In the room where she stands she notes the picture of a priest, a school friend of her father. The priest, whose name she does not know, is the dwindled recollection of Father Flynn and of the nameless dead priest in 'Araby' and possibly (the suggestion is Tindall's) of Father Butler ('An Encounter') who was not at the Pigeon House. Eveline's priest has become a yellowing photograph the subject of which is now in Melbourne (see comments on this in 'Araby'). Next to his picture are the promises made to Blessed Mary Margaret Alacoque, a person who fascinated Joyce (cf. Finnegans Wake 214.23: "marthared mary allacook" and Ulysses 9.646: Buck Mulligan's "Blessed Margaret Mary Anycock"), perhaps because the extremity of her devotion makes her particularly repulsive to unregenerated susceptibilities. And also, as Robert Scholes points out, as a paralytic saint she is especially appropriate to the volitionally crippled Eveline .
Eveline considers her job as a department store clerk and her abusive superior. She will, she tells herself and the diction is very much Eveline's own, be a respected wife unlike her mother, now dead. She fears her father, a violent and uncontrolled man and she resents his parsimony. She herself is nineteen and there are two younger children, presumably siblings although the story is not clear about this, still at home.

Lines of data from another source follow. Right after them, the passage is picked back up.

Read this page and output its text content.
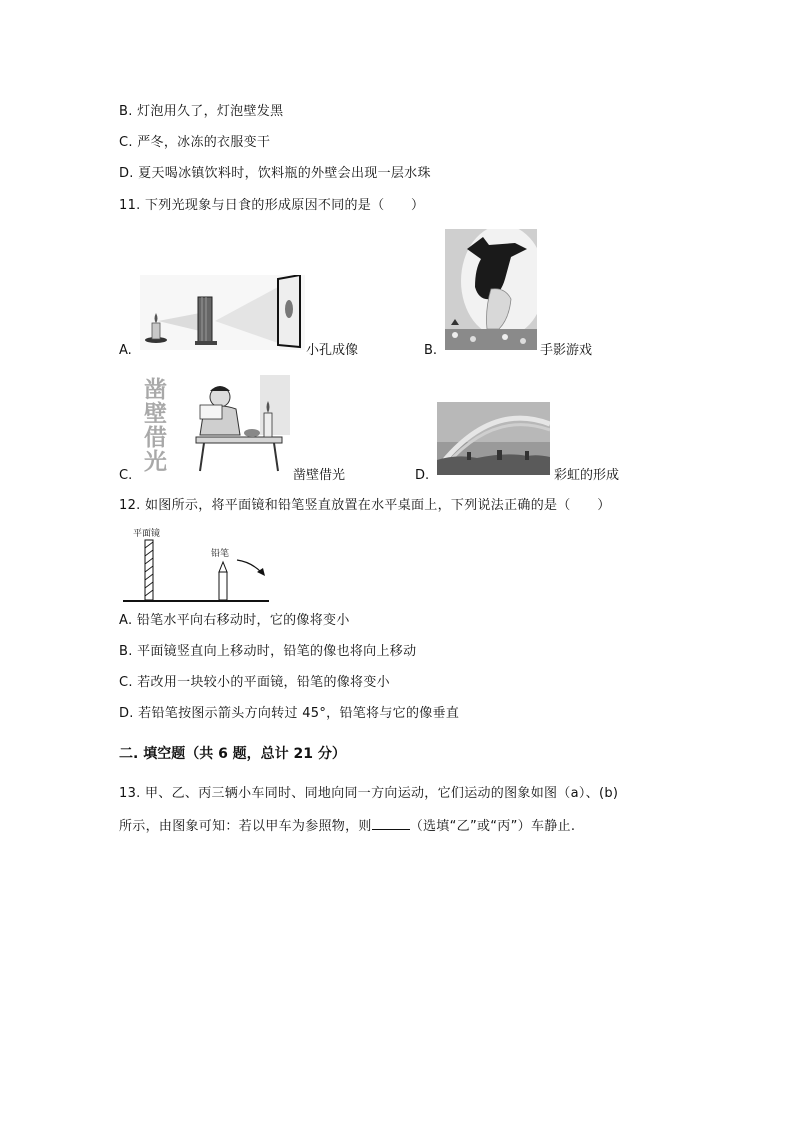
B. 灯泡用久了，灯泡壁发黑
C. 严冬，冰冻的衣服变干
D. 夏天喝冰镇饮料时，饮料瓶的外壁会出现一层水珠
11. 下列光现象与日食的形成原因不同的是（　　）
A.	小孔成像	B.	手影游戏
C.
凿
壁
借
光
凿壁借光	D.	彩虹的形成
12. 如图所示，将平面镜和铅笔竖直放置在水平桌面上，下列说法正确的是（　　）
平面镜
铅笔
A. 铅笔水平向右移动时，它的像将变小
B. 平面镜竖直向上移动时，铅笔的像也将向上移动
C. 若改用一块较小的平面镜，铅笔的像将变小
D. 若铅笔按图示箭头方向转过 45°，铅笔将与它的像垂直
二. 填空题（共 6 题，总计 21 分）
13. 甲、乙、丙三辆小车同时、同地向同一方向运动，它们运动的图象如图（a）、(b)
所示，由图象可知：若以甲车为参照物，则	（选填“乙”或“丙”）车静止.
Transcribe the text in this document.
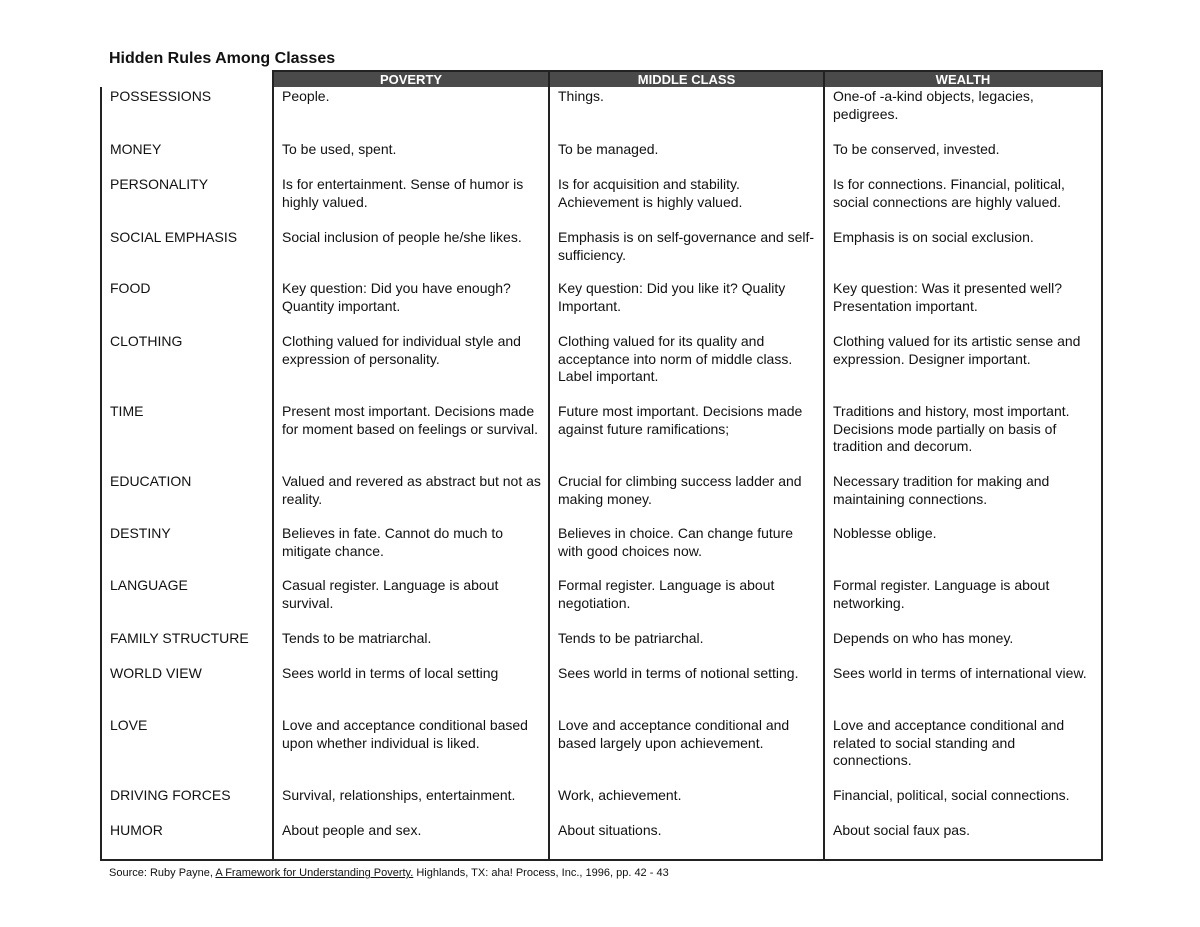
Hidden Rules Among Classes
	POVERTY	MIDDLE CLASS	WEALTH
POSSESSIONS	People.	Things.	One-of -a-kind objects, legacies, pedigrees.
MONEY	To be used, spent.	To be managed.	To be conserved, invested.
PERSONALITY	Is for entertainment. Sense of humor is highly valued.	Is for acquisition and stability. Achievement is highly valued.	Is for connections. Financial, political, social connections are highly valued.
SOCIAL EMPHASIS	Social inclusion of people he/she likes.	Emphasis is on self-governance and self-sufficiency.	Emphasis is on social exclusion.
FOOD	Key question: Did you have enough? Quantity important.	Key question: Did you like it? Quality Important.	Key question: Was it presented well? Presentation important.
CLOTHING	Clothing valued for individual style and expression of personality.	Clothing valued for its quality and acceptance into norm of middle class. Label important.	Clothing valued for its artistic sense and expression. Designer important.
TIME	Present most important. Decisions made for moment based on feelings or survival.	Future most important. Decisions made against future ramifications;	Traditions and history, most important. Decisions mode partially on basis of tradition and decorum.
EDUCATION	Valued and revered as abstract but not as reality.	Crucial for climbing success ladder and making money.	Necessary tradition for making and maintaining connections.
DESTINY	Believes in fate. Cannot do much to mitigate chance.	Believes in choice. Can change future with good choices now.	Noblesse oblige.
LANGUAGE	Casual register. Language is about survival.	Formal register. Language is about negotiation.	Formal register. Language is about networking.
FAMILY STRUCTURE	Tends to be matriarchal.	Tends to be patriarchal.	Depends on who has money.
WORLD VIEW	Sees world in terms of local setting	Sees world in terms of notional setting.	Sees world in terms of international view.
LOVE	Love and acceptance conditional based upon whether individual is liked.	Love and acceptance conditional and based largely upon achievement.	Love and acceptance conditional and related to social standing and connections.
DRIVING FORCES	Survival, relationships, entertainment.	Work, achievement.	Financial, political, social connections.
HUMOR	About people and sex.	About situations.	About social faux pas.

Source: Ruby Payne, A Framework for Understanding Poverty. Highlands, TX: aha! Process, Inc., 1996, pp. 42 - 43
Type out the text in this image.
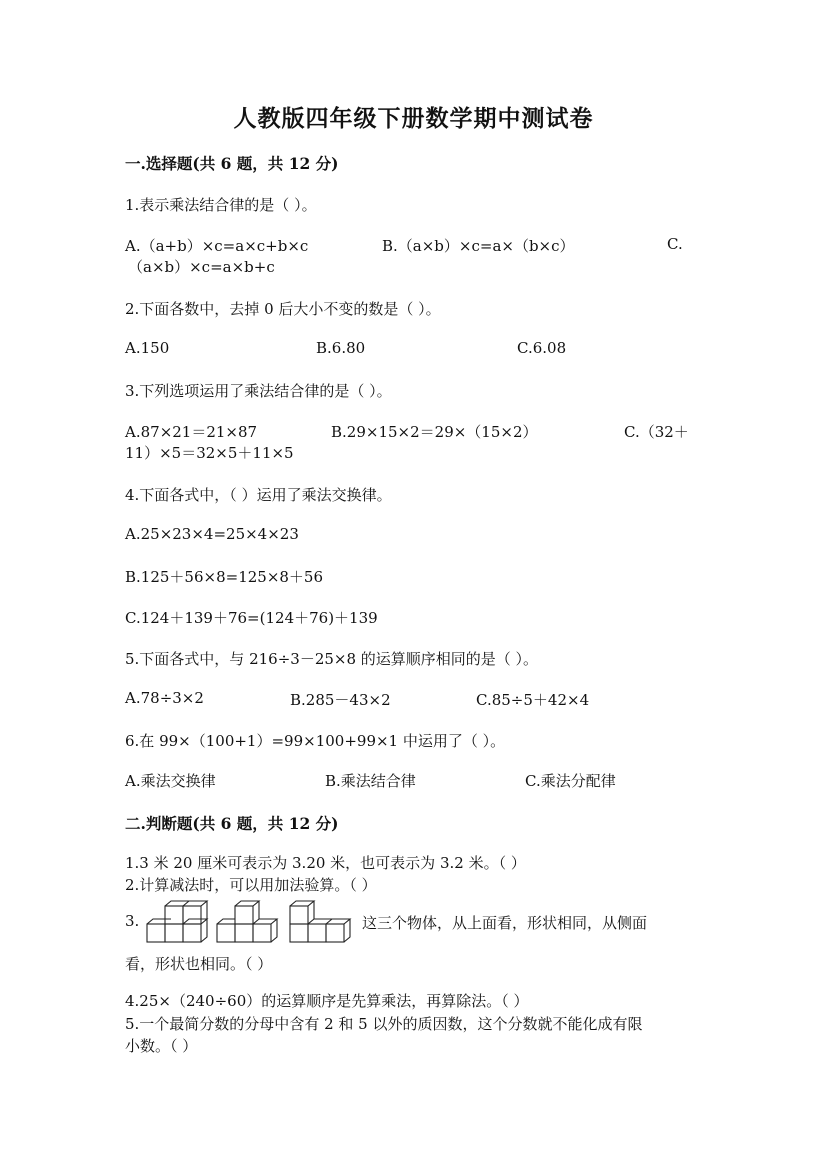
人教版四年级下册数学期中测试卷
一.选择题(共 6 题，共 12 分)
1.表示乘法结合律的是（ ）。
A.（a+b）×c=a×c+b×c	B.（a×b）×c=a×（b×c）	C.
（a×b）×c=a×b+c
2.下面各数中，去掉 0 后大小不变的数是（ ）。
A.150	B.6.80	C.6.08
3.下列选项运用了乘法结合律的是（ ）。
A.87×21＝21×87	B.29×15×2＝29×（15×2）	C.（32＋
11）×5＝32×5＋11×5
4.下面各式中，（ ）运用了乘法交换律。
A.25×23×4=25×4×23
B.125＋56×8=125×8＋56
C.124＋139＋76=(124＋76)＋139
5.下面各式中，与 216÷3－25×8 的运算顺序相同的是（ ）。
A.78÷3×2	B.285－43×2	C.85÷5＋42×4
6.在 99×（100+1）=99×100+99×1 中运用了（ ）。
A.乘法交换律	B.乘法结合律	C.乘法分配律
二.判断题(共 6 题，共 12 分)
1.3 米 20 厘米可表示为 3.20 米，也可表示为 3.2 米。（ ）
2.计算减法时，可以用加法验算。（ ）
3.	这三个物体，从上面看，形状相同，从侧面
看，形状也相同。（ ）
4.25×（240÷60）的运算顺序是先算乘法，再算除法。（ ）
5.一个最简分数的分母中含有 2 和 5 以外的质因数，这个分数就不能化成有限
小数。（ ）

She reminisces about Frank's courtship, his fight with her father who distrusted sailors. She has, regardless of everything, kind thoughts of her father as she thinks of him at his infrequent best. The sound of a street organ reminds her of the night that her mother died and how her father had paid a street organ player to move off and how he had cursed all foreigners. She sees her mother's life as a "life of commonplace sacrifices closing in final craziness." Her mother's last words, meaningless but seemingly Gaelic, were: "Derevaun Seraun! Derevaun Seraun!" Joyce passes over in silence the improbability that a Dublin woman of this time and class would know Gaelic.
Eveline experiences terror at what she perceives as her fate if she remains in Ireland. Frank will be her rescue.
In the short concluding part, despite her resolve and her knowledge, she rejects rescue and cannot board the ship. "All the seas of the world tumbled about her heart!" She dare not take risks and she gives Frank as he urges her to follow "no sign of love or farewell or recognition."
In this conclusion we can re-assemble Eveline and see how clichŽ-ridden and shallow is her description of her relationship with Frank and how superficial it is compared to her affection for place and family, even if that place is a home with dusty curtains and that family contains a frequently drunken and abusive father.
The story nowhere says that Frank went away without her. This gains great, if adventitious, interest from Ellmann's statement that the real life Eveline settled down with her sailor in Dublin and bore him many children.